Designed to run either on the SSL Duende Classic (10/10, cm105) or SSL's latest entry into the external DSP market, the all-new Duende Mini (see boxout opposite), X-EQ is a parametric EQ designed to combine "the best of the analogue and digital worlds". In practice, it recreates aspects of classic analogue equalisers but with certain qualities and characteristics that are only possible in a digital environment.
Getting the spec out of the way, X-EQ features much of what you might expect from an EQ plug-in and more besides. To take care of the bass and treble there are low- and high-pass filters with five different slopes and dedicated low- and high-frequency shelving filters. And the main guts of the beast? Six 'bell type' EQ bands, fully adjustable between 20Hz and 20kHz with highly tweakable Q, not to mention nine different bell shapes selectable per band, and a Parallel mode too (see boxout below). The amount of variation available from
the EQ shapes is too extensive to detail here, but in summary, there are symmetric and asymmetric shapes aplenty, and we couldn't devise a situation that they couldn't cover.
In keeping with all the other Duende plug-ins, X-EQ boasts excellent graphics that are easy on the eye,
and has lots of nice colour-coded touches. However, it'd be handy if the filter section automatically represented the last band activated - we kept inadvertently adjusting the wrong settings when tweaking!
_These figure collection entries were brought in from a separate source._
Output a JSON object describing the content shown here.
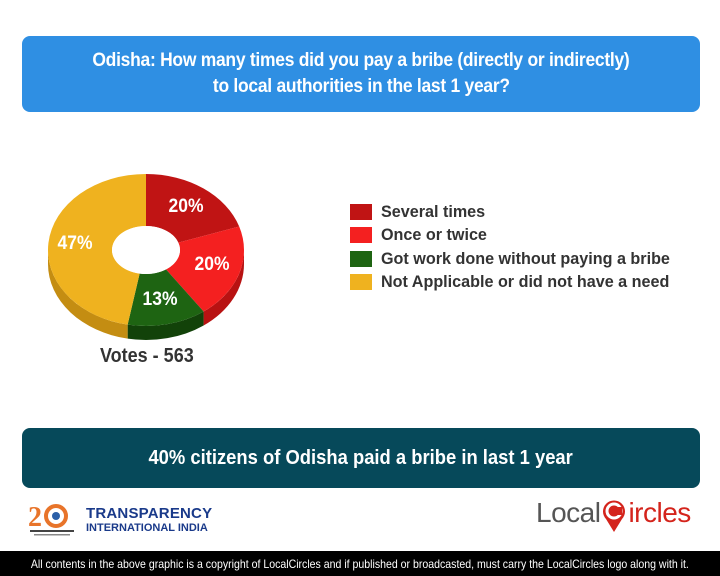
{
  "header": {
    "title_line1": "Odisha: How many times did you pay a bribe (directly or indirectly)",
    "title_line2": "to local authorities in the last 1 year?",
    "background": "#2f8fe3"
  },
  "chart_data": {
    "type": "pie",
    "style": "donut-3d",
    "title": "Odisha: How many times did you pay a bribe (directly or indirectly) to local authorities in the last 1 year?",
    "categories": [
      "Several times",
      "Once or twice",
      "Got work done without paying a bribe",
      "Not Applicable or did not have a need"
    ],
    "values": [
      20,
      20,
      13,
      47
    ],
    "labels": [
      "20%",
      "20%",
      "13%",
      "47%"
    ],
    "colors": [
      "#c01414",
      "#f42020",
      "#1e6412",
      "#efb21f"
    ],
    "side_colors": [
      "#8f0d0d",
      "#b81212",
      "#124209",
      "#c48d12"
    ],
    "unit": "%",
    "legend_position": "right",
    "votes_label": "Votes - 563",
    "votes": 563
  },
  "legend": {
    "items": [
      {
        "label": "Several times",
        "color": "#c01414"
      },
      {
        "label": "Once or twice",
        "color": "#f42020"
      },
      {
        "label": "Got work done without paying a bribe",
        "color": "#1e6412"
      },
      {
        "label": "Not Applicable or did not have a need",
        "color": "#efb21f"
      }
    ]
  },
  "summary": {
    "text": "40% citizens of Odisha paid a bribe in last 1 year",
    "background": "#06495a"
  },
  "logos": {
    "transparency_line1": "TRANSPARENCY",
    "transparency_line2": "INTERNATIONAL INDIA",
    "ti_years": "20",
    "localcircles_left": "Local",
    "localcircles_right": "ircles"
  },
  "footer": {
    "text": "All contents in the above graphic is a copyright of LocalCircles and if published or broadcasted, must carry the LocalCircles logo along with it."
  }
}
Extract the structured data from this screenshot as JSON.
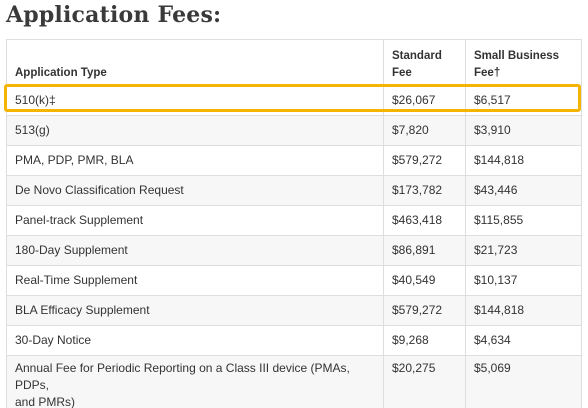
{
  "page": {
    "title": "Application Fees:"
  },
  "table": {
    "headers": {
      "application_type": "Application Type",
      "standard_fee_line1": "Standard",
      "standard_fee_line2": "Fee",
      "small_business_line1": "Small Business",
      "small_business_line2": "Fee†"
    },
    "rows": [
      {
        "type": "510(k)‡",
        "standard": "$26,067",
        "small": "$6,517"
      },
      {
        "type": "513(g)",
        "standard": "$7,820",
        "small": "$3,910"
      },
      {
        "type": "PMA, PDP, PMR, BLA",
        "standard": "$579,272",
        "small": "$144,818"
      },
      {
        "type": "De Novo Classification Request",
        "standard": "$173,782",
        "small": "$43,446"
      },
      {
        "type": "Panel-track Supplement",
        "standard": "$463,418",
        "small": "$115,855"
      },
      {
        "type": "180-Day Supplement",
        "standard": "$86,891",
        "small": "$21,723"
      },
      {
        "type": "Real-Time Supplement",
        "standard": "$40,549",
        "small": "$10,137"
      },
      {
        "type": "BLA Efficacy Supplement",
        "standard": "$579,272",
        "small": "$144,818"
      },
      {
        "type": "30-Day Notice",
        "standard": "$9,268",
        "small": "$4,634"
      },
      {
        "type_line1": "Annual Fee for Periodic Reporting on a Class III device (PMAs, PDPs,",
        "type_line2": "and PMRs)",
        "standard": "$20,275",
        "small": "$5,069"
      }
    ]
  },
  "highlight": {
    "color": "#f4b400",
    "row": "510(k)‡"
  }
}
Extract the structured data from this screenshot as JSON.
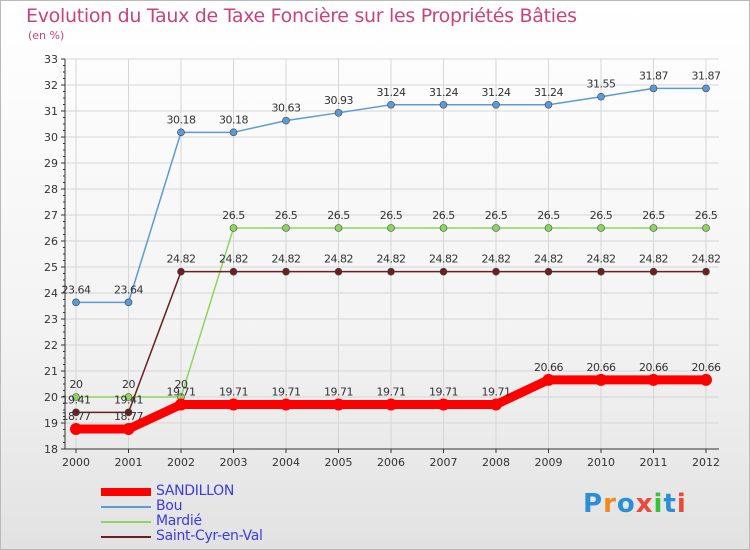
{
  "chart_data": {
    "type": "line",
    "title": "Evolution du Taux de Taxe Foncière sur les Propriétés Bâties",
    "ylabel": "(en %)",
    "ylim": [
      18,
      33
    ],
    "yticks": [
      "18",
      "19",
      "20",
      "21",
      "22",
      "23",
      "24",
      "25",
      "26",
      "27",
      "28",
      "29",
      "30",
      "31",
      "32",
      "33"
    ],
    "categories": [
      "2000",
      "2001",
      "2002",
      "2003",
      "2004",
      "2005",
      "2006",
      "2007",
      "2008",
      "2009",
      "2010",
      "2011",
      "2012"
    ],
    "series": [
      {
        "name": "SANDILLON",
        "color": "#ff0000",
        "values": [
          18.77,
          18.77,
          19.71,
          19.71,
          19.71,
          19.71,
          19.71,
          19.71,
          19.71,
          20.66,
          20.66,
          20.66,
          20.66
        ],
        "labels": [
          "18.77",
          "18.77",
          "19.71",
          "19.71",
          "19.71",
          "19.71",
          "19.71",
          "19.71",
          "19.71",
          "20.66",
          "20.66",
          "20.66",
          "20.66"
        ]
      },
      {
        "name": "Bou",
        "color": "#5c9ad3",
        "values": [
          23.64,
          23.64,
          30.18,
          30.18,
          30.63,
          30.93,
          31.24,
          31.24,
          31.24,
          31.24,
          31.55,
          31.87,
          31.87
        ],
        "labels": [
          "23.64",
          "23.64",
          "30.18",
          "30.18",
          "30.63",
          "30.93",
          "31.24",
          "31.24",
          "31.24",
          "31.24",
          "31.55",
          "31.87",
          "31.87"
        ]
      },
      {
        "name": "Mardié",
        "color": "#8fd45f",
        "values": [
          20,
          20,
          20,
          26.5,
          26.5,
          26.5,
          26.5,
          26.5,
          26.5,
          26.5,
          26.5,
          26.5,
          26.5
        ],
        "labels": [
          "20",
          "20",
          "20",
          "26.5",
          "26.5",
          "26.5",
          "26.5",
          "26.5",
          "26.5",
          "26.5",
          "26.5",
          "26.5",
          "26.5"
        ]
      },
      {
        "name": "Saint-Cyr-en-Val",
        "color": "#6b1f1f",
        "values": [
          19.41,
          19.41,
          24.82,
          24.82,
          24.82,
          24.82,
          24.82,
          24.82,
          24.82,
          24.82,
          24.82,
          24.82,
          24.82
        ],
        "labels": [
          "19.41",
          "19.41",
          "24.82",
          "24.82",
          "24.82",
          "24.82",
          "24.82",
          "24.82",
          "24.82",
          "24.82",
          "24.82",
          "24.82",
          "24.82"
        ]
      }
    ]
  },
  "legend": {
    "items": [
      "SANDILLON",
      "Bou",
      "Mardié",
      "Saint-Cyr-en-Val"
    ]
  },
  "logo": {
    "text": "Proxiti",
    "colors": [
      "#2a8fd6",
      "#f08a1c",
      "#2a8fd6",
      "#e84a3c",
      "#3cbf3c",
      "#2a8fd6",
      "#e84a3c"
    ]
  }
}
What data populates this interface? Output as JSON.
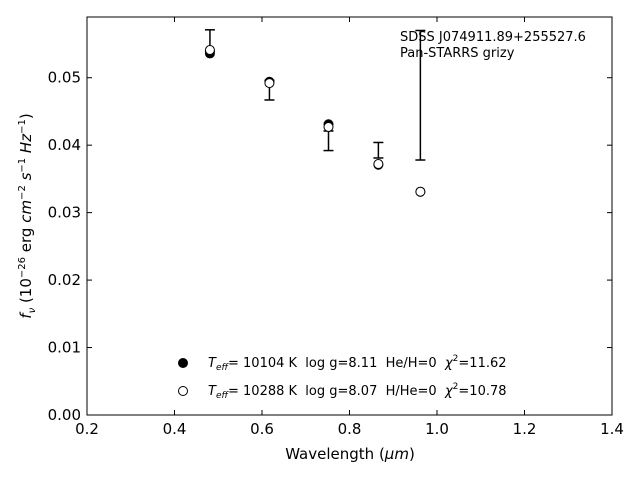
{
  "chart_data": {
    "type": "scatter",
    "xlabel_main": "Wavelength (",
    "xlabel_unit": "μm",
    "xlabel_close": ")",
    "ylabel": {
      "f": "f",
      "sub": "ν",
      "open": " (10",
      "exp1": "−26",
      "erg": " erg ",
      "cm": "cm",
      "exp2": "−2",
      "s": " s",
      "exp3": "−1",
      "hz": " Hz",
      "exp4": "−1",
      "close": ")"
    },
    "xlim": [
      0.2,
      1.4
    ],
    "ylim": [
      0.0,
      0.059
    ],
    "xticks": [
      0.2,
      0.4,
      0.6,
      0.8,
      1.0,
      1.2,
      1.4
    ],
    "xtick_labels": [
      "0.2",
      "0.4",
      "0.6",
      "0.8",
      "1.0",
      "1.2",
      "1.4"
    ],
    "yticks": [
      0.0,
      0.01,
      0.02,
      0.03,
      0.04,
      0.05
    ],
    "ytick_labels": [
      "0.00",
      "0.01",
      "0.02",
      "0.03",
      "0.04",
      "0.05"
    ],
    "annotation": [
      "SDSS J074911.89+255527.6",
      "Pan-STARRS grizy"
    ],
    "observed": [
      {
        "x": 0.481,
        "y": 0.0541,
        "yerr_low": 0.0002,
        "yerr_high": 0.003
      },
      {
        "x": 0.617,
        "y": 0.0496,
        "yerr_low": 0.0029,
        "yerr_high": 0.0
      },
      {
        "x": 0.752,
        "y": 0.0421,
        "yerr_low": 0.0029,
        "yerr_high": 0.0
      },
      {
        "x": 0.866,
        "y": 0.0381,
        "yerr_low": 0.0,
        "yerr_high": 0.0023
      },
      {
        "x": 0.962,
        "y": 0.0378,
        "yerr_low": 0.0,
        "yerr_high": 0.0192
      }
    ],
    "series": [
      {
        "name": "model-filled",
        "marker": "filled",
        "legend": {
          "t": "T",
          "sub": "eff",
          "rest": "= 10104 K  log g=8.11  He/H=0  ",
          "chi": "χ",
          "sup": "2",
          "val": "=11.62"
        },
        "x": [
          0.481,
          0.617,
          0.752,
          0.866,
          0.962
        ],
        "y": [
          0.0536,
          0.0494,
          0.0431,
          0.0371,
          0.0331
        ]
      },
      {
        "name": "model-open",
        "marker": "open",
        "legend": {
          "t": "T",
          "sub": "eff",
          "rest": "= 10288 K  log g=8.07  H/He=0  ",
          "chi": "χ",
          "sup": "2",
          "val": "=10.78"
        },
        "x": [
          0.481,
          0.617,
          0.752,
          0.866,
          0.962
        ],
        "y": [
          0.0541,
          0.0492,
          0.0427,
          0.0372,
          0.0331
        ]
      }
    ]
  }
}
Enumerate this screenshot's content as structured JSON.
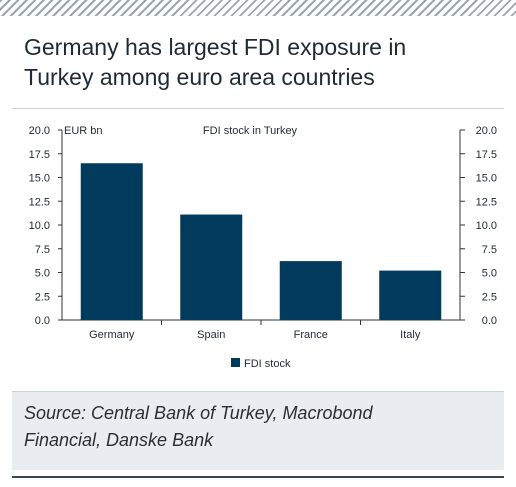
{
  "title_lines": [
    "Germany has largest FDI exposure in",
    "Turkey among euro area countries"
  ],
  "source_lines": [
    "Source: Central Bank of Turkey, Macrobond",
    "Financial, Danske Bank"
  ],
  "colors": {
    "bar": "#003a5d",
    "text": "#1f2a33",
    "stripes": "#9aa7b3",
    "source_bg": "#e9edf1"
  },
  "chart_data": {
    "type": "bar",
    "title": "FDI stock in Turkey",
    "unit_label": "EUR bn",
    "categories": [
      "Germany",
      "Spain",
      "France",
      "Italy"
    ],
    "series": [
      {
        "name": "FDI stock",
        "values": [
          16.5,
          11.1,
          6.2,
          5.2
        ]
      }
    ],
    "ylim": [
      0,
      20
    ],
    "yticks": [
      "0.0",
      "2.5",
      "5.0",
      "7.5",
      "10.0",
      "12.5",
      "15.0",
      "17.5",
      "20.0"
    ],
    "legend_position": "bottom-center",
    "grid": false
  }
}
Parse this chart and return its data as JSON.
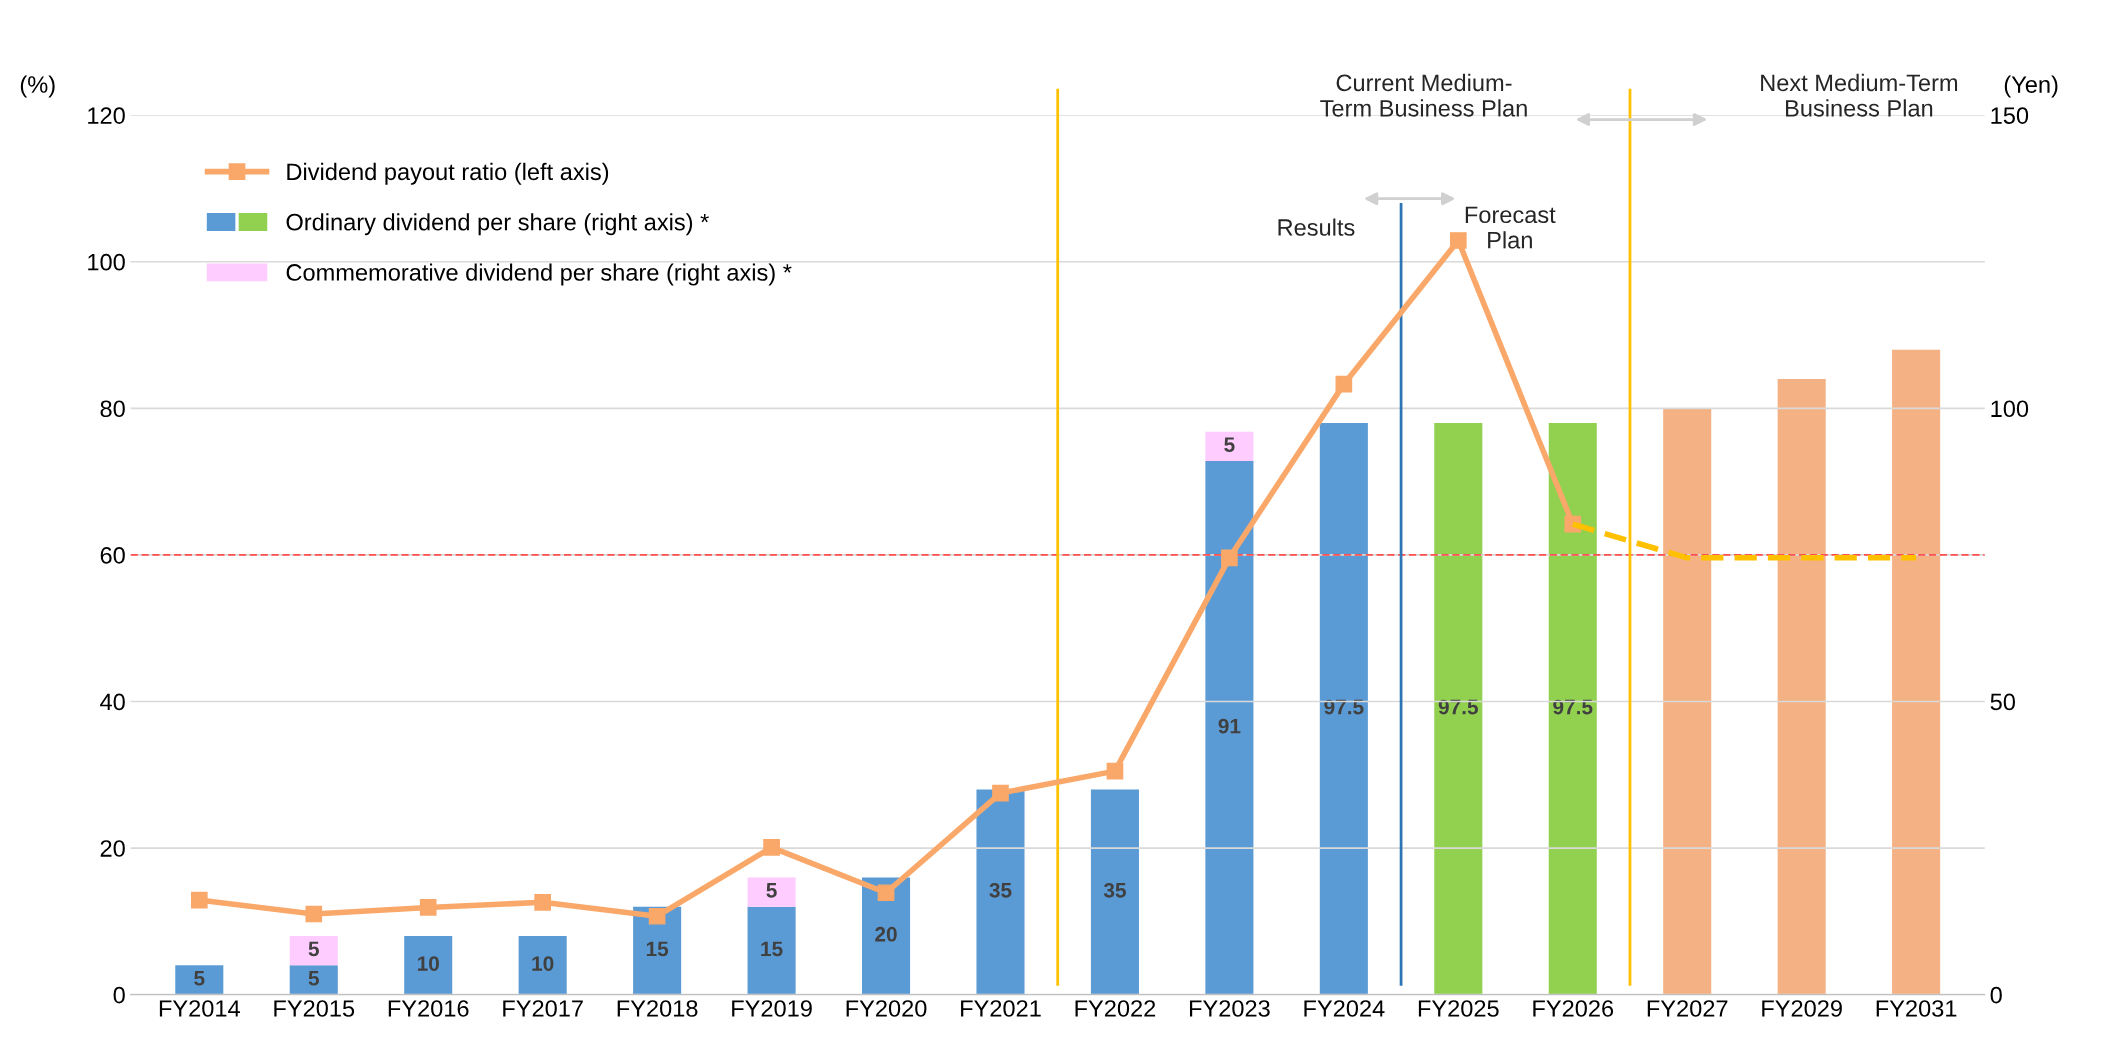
{
  "chart_data": {
    "type": "bar",
    "stacked": true,
    "categories": [
      "FY2014",
      "FY2015",
      "FY2016",
      "FY2017",
      "FY2018",
      "FY2019",
      "FY2020",
      "FY2021",
      "FY2022",
      "FY2023",
      "FY2024",
      "FY2025",
      "FY2026",
      "FY2027",
      "FY2029",
      "FY2031"
    ],
    "series": [
      {
        "name": "Ordinary dividend per share (right axis) *",
        "axis": "y2",
        "color": "#5b9bd5",
        "colors": [
          "#5b9bd5",
          "#5b9bd5",
          "#5b9bd5",
          "#5b9bd5",
          "#5b9bd5",
          "#5b9bd5",
          "#5b9bd5",
          "#5b9bd5",
          "#5b9bd5",
          "#5b9bd5",
          "#5b9bd5",
          "#92d050",
          "#92d050",
          "#f4b183",
          "#f4b183",
          "#f4b183"
        ],
        "values": [
          5,
          5,
          10,
          10,
          15,
          15,
          20,
          35,
          35,
          91,
          97.5,
          97.5,
          97.5,
          100,
          105,
          110
        ],
        "value_labels": [
          "5",
          "5",
          "10",
          "10",
          "15",
          "15",
          "20",
          "35",
          "35",
          "91",
          "97.5",
          "97.5",
          "97.5",
          null,
          null,
          null
        ]
      },
      {
        "name": "Commemorative dividend per share (right axis) *",
        "axis": "y2",
        "color": "#ffccff",
        "values": [
          null,
          5,
          null,
          null,
          null,
          5,
          null,
          null,
          null,
          5,
          null,
          null,
          null,
          null,
          null,
          null
        ],
        "value_labels": [
          null,
          "5",
          null,
          null,
          null,
          "5",
          null,
          null,
          null,
          "5",
          null,
          null,
          null,
          null,
          null,
          null
        ]
      },
      {
        "name": "Dividend payout ratio (left axis)",
        "type": "line",
        "axis": "y",
        "color": "#f9a86a",
        "marker": "square",
        "line_style": "solid",
        "values": [
          12.9,
          11.0,
          11.9,
          12.6,
          10.7,
          20.1,
          13.9,
          27.5,
          30.5,
          59.6,
          83.3,
          102.9,
          64.2,
          null,
          null,
          null
        ]
      },
      {
        "type": "line",
        "axis": "y",
        "color": "#ffc000",
        "marker": "none",
        "line_style": "dashed",
        "values": [
          null,
          null,
          null,
          null,
          null,
          null,
          null,
          null,
          null,
          null,
          null,
          null,
          64.2,
          59.6,
          59.6,
          59.6
        ]
      }
    ],
    "ylabel": "(%)",
    "y2label": "(Yen)",
    "ylim": [
      0,
      120
    ],
    "yticks": [
      0,
      20,
      40,
      60,
      80,
      100,
      120
    ],
    "y2lim": [
      0,
      150
    ],
    "y2ticks": [
      0,
      50,
      100,
      150
    ],
    "grid": "y",
    "legend": "top left",
    "ref_lines": [
      {
        "axis": "y",
        "value": 60,
        "color": "#ff5050",
        "line_style": "dashed"
      }
    ],
    "annotations": [
      "Current Medium-\nTerm Business Plan",
      "Next Medium-Term\nBusiness Plan",
      "Results",
      "Forecast\nPlan"
    ]
  }
}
Very handily, X-EQ features a real-time spectrum analyser that enables you to visualise the audio signal, and also pinpoint any irksome frequencies for attenuation or boosting. Since the analyser is post-EQ, you can also evaluate the effect that your EQ settings are having. One limitation is that the analyser doesn't have hold or RMS averaging functions, which would be very useful for isolating and displaying frequency 'trends' within source material.
Like most EQ plug-ins, there's an A/B function, but this would benefit greatly from a simple 'A to B' copy function, rather than us having to fiddle about saving and loading presets to achieve the same thing. On the upside, though, you can fully automate X-EQ in your host application - useful if conjuring filter sweeps is your bag.
While X-EQ isn't of a linear-phase design, SSL maintain that this is for sheer musical benefit, and that a non-linear phase EQ is more conducive to producing 'magic'. To get straight to the point, this is certainly the case here, for X-EQ has a sheer tonality and fidelity that sets it apart from most other EQs we've used. In fact, it can give uncannily similar results to that of a real SSL console - who'd have thought it?
At the end of the day, what most people want out of an EQ plug-in is musicality, versatility and functionality, but with a certain 'X-factor' that takes the sound above and beyond most others. With X-EQ, SSL have achieved this, and the minor niggles that we do have with it could very easily be accommodated in a future revision.